# Use zipper on new drive and copy old tivo recordings



## Emad (Jan 26, 2003)

Hello Guys,

I just order my new hard drive and zipper. 

Once I zipper the new hard drive, how do I copy the old drive programs onto the new drive? I want to keep those recordings. 

I read that someone was trying DD copy, but I also read that it copies everything (I'm not a Linus guy). Will it override the zipper hacks? Sorry if this is a stupid question, but I only found one guy trying this and he was having a hell of a time.

thanks

I had an hr10-250


----------



## Da Goon (Oct 22, 2006)

You'll need to copy your recordings and software from the original drive to the new drive first. Once that's done, you can proceed with the zipper. Check out mfslive.org for a downloadable boot cd and a command line generator to get the info you need on copying the old drive to the new.


----------



## Emad (Jan 26, 2003)

Thanks Goon, from what I read I will use a backup restore comand from my old drive to the new one, and assuming I will keep the original drive and only use the new one in the TIVO will I need to expand the new drive using a comand line or will zipper handle the new size as well as the Hack for me. 

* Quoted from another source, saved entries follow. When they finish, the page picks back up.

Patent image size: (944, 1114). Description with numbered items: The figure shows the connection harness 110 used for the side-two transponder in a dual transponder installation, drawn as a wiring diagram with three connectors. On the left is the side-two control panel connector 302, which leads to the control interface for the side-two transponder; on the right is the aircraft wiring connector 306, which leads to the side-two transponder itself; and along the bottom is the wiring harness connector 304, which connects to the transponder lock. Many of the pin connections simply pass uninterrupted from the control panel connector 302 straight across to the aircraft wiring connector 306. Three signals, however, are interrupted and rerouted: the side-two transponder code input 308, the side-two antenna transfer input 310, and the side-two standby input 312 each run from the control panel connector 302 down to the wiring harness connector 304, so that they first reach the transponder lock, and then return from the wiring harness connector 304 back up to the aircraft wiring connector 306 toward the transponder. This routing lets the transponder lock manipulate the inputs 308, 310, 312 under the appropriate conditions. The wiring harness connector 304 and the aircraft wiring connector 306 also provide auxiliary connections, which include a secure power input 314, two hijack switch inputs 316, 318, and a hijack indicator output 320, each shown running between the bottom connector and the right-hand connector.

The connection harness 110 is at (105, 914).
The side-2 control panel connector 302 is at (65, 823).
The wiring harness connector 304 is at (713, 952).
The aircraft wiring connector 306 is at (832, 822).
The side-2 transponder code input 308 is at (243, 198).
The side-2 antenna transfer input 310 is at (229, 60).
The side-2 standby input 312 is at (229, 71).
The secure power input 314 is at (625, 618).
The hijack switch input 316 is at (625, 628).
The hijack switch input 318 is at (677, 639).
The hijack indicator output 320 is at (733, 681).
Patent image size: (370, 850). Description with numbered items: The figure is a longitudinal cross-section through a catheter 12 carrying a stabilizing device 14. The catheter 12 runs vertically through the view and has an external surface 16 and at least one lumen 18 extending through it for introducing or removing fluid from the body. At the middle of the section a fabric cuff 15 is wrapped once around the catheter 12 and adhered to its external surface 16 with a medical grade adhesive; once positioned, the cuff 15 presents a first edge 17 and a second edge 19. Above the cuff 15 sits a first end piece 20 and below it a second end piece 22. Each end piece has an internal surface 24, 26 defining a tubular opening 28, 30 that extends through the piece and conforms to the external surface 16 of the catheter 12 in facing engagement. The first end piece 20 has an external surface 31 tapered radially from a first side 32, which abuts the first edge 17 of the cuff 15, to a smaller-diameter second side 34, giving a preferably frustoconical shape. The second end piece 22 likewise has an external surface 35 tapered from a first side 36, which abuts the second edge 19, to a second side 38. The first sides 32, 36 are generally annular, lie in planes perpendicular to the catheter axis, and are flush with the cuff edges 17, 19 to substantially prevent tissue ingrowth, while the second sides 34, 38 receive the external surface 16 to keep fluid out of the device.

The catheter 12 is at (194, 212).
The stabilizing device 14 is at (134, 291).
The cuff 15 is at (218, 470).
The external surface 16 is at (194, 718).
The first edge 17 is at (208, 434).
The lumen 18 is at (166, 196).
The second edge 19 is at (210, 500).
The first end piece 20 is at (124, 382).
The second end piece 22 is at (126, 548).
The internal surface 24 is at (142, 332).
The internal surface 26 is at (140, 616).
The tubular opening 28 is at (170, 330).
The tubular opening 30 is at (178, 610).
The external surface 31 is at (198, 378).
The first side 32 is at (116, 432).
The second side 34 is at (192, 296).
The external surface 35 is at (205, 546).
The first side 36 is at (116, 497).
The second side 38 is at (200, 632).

I also just read on the zipper site that PTVnetHD is the way to go to allow me to get at the new recording from on my new drive, from my PC is that correct?


----------



## Da Goon (Oct 22, 2006)

You won't need ptvnet at all if you're using the zipper. Just use the mfslive cd to copy your old drive to the new and then run the zipper on the new drive afterwards.


----------